Das Zwei-Prozent-Ziel der Nato lehnen die Grünen nicht mehr grundsätzlich ab lediglich dessen Verankerung im Grundgesetz schließen sie aus.

Sondervermögen: CSU will Bundeswehr-Beschaffungsamt entmachten

Markus Söder bei Bundeswehrsoldaten © imago

Die CSU fordert, das Beschaffungsamt der Bundeswehr das BAAINBw bei den Ausgaben aus dem geplanten 100-Milliarden-Euro-Sondervermögen zu umgehen. Das geht aus dem Leitantrag für den kleinen Parteitag der Christsozialen an diesem Samstag in Würzburg hervor.

Notwendig sei eine „Sonderagentur, die zeitlich befristet für den Zweck der schnellen Umsetzung prioritärer Vorhaben aus dem Sondervermögen“ eingerichtet werde.

Mit Blick auf eine mögliche Unterstützung der Union für die Grundgesetzänderung, mit der das Sondervermögen abgesichert werden soll, stellt die CSU Bedingungen.

„Wir knüpfen unsere Zustimmung zu den 100 Milliarden Euro an die zweckmäßige und ausschließliche Verwendung für die Bundeswehr sowie die garantierte langfristige Einhaltung des Zwei-Prozent-Ziels der NATO“, heißt es in der Vorlage.

Die Munitionsbestände der Bundeswehr müssten gemäß der NATO-Vorgaben aufgefüllt sowie neue Systeme in den Bereichen Heer, Luftwaffe und Marine beschafft werden. Die Fähigkeit zur bodengebundenen Luft- und Drohnenabwehr müsse „durch eine eigene Truppengattung“ ausgebaut werden.

Ampel und Union fordern Importstopp von Uran

In ihrem gestern beschlossenen Antrag für Waffenlieferungen in die Ukraine sprechen sich die Fraktionen von Ampel und Union auch für einen EU-weiten Importstopp für russisches Uran aus.

Es ist eine Forderung, die den für Ende des Jahres geplanten deutschen Atomausstieg besiegelt, da bisher Russland zu den Hauptlieferanten des für Brennelemente benötigten Uran zählte.

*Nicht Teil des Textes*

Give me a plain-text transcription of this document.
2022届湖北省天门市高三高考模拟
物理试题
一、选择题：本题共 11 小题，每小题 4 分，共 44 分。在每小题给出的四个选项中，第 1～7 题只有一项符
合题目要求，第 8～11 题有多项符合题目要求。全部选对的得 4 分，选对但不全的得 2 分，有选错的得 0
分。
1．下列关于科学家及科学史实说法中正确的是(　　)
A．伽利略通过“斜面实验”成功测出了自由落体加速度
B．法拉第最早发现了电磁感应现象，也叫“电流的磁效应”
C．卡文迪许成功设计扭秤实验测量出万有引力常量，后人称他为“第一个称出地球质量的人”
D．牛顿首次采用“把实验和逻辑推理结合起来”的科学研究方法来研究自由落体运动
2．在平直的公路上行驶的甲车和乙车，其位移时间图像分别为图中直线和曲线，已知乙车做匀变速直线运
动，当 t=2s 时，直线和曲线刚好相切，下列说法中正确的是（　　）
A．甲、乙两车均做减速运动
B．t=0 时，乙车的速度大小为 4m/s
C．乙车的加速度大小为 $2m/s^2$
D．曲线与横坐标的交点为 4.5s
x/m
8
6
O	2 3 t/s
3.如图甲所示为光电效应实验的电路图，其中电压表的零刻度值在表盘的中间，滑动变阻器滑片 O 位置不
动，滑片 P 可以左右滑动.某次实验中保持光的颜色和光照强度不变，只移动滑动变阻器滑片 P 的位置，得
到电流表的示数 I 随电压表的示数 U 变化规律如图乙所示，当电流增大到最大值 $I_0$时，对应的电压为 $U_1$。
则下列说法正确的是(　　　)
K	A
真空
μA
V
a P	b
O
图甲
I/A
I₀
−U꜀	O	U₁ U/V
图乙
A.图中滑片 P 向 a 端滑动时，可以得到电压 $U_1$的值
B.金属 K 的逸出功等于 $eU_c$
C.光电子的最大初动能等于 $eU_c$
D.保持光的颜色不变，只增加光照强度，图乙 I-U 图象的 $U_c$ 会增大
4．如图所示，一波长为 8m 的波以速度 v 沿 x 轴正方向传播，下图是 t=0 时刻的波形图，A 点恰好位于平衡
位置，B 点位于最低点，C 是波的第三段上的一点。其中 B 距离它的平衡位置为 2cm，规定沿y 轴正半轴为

Uran-Bergbau in der Region Kurgan, Russland.  © Imago

"Deutschland steigt Ende 2022 aus der Atomkraft aus. Die Atomkraftwerke Isar 2, Emsland und Neckarwestheim 2 benötigen bis zum Ende ihres Leistungsbetriebs am 31.12.2022 keine weiteren Kernbrennstoffe für die Energieversorgung", hieß es uns gegenüber aus dem zuständigen Bundesumweltministerium. Und weiter: "Daher wäre Deutschland und die hiesige Wirtschaft von einem Uran-Importverbot nicht unmittelbar betroffen."

Ob Ampel und Union mit ihrem Vorhaben Erfolg haben, ist indes fraglich: EU-Staaten, die an Kernkraft festhalten, setzen weiterhin auf Russland. Russland ist neben Niger der größte Uran-Exporteur in die EU.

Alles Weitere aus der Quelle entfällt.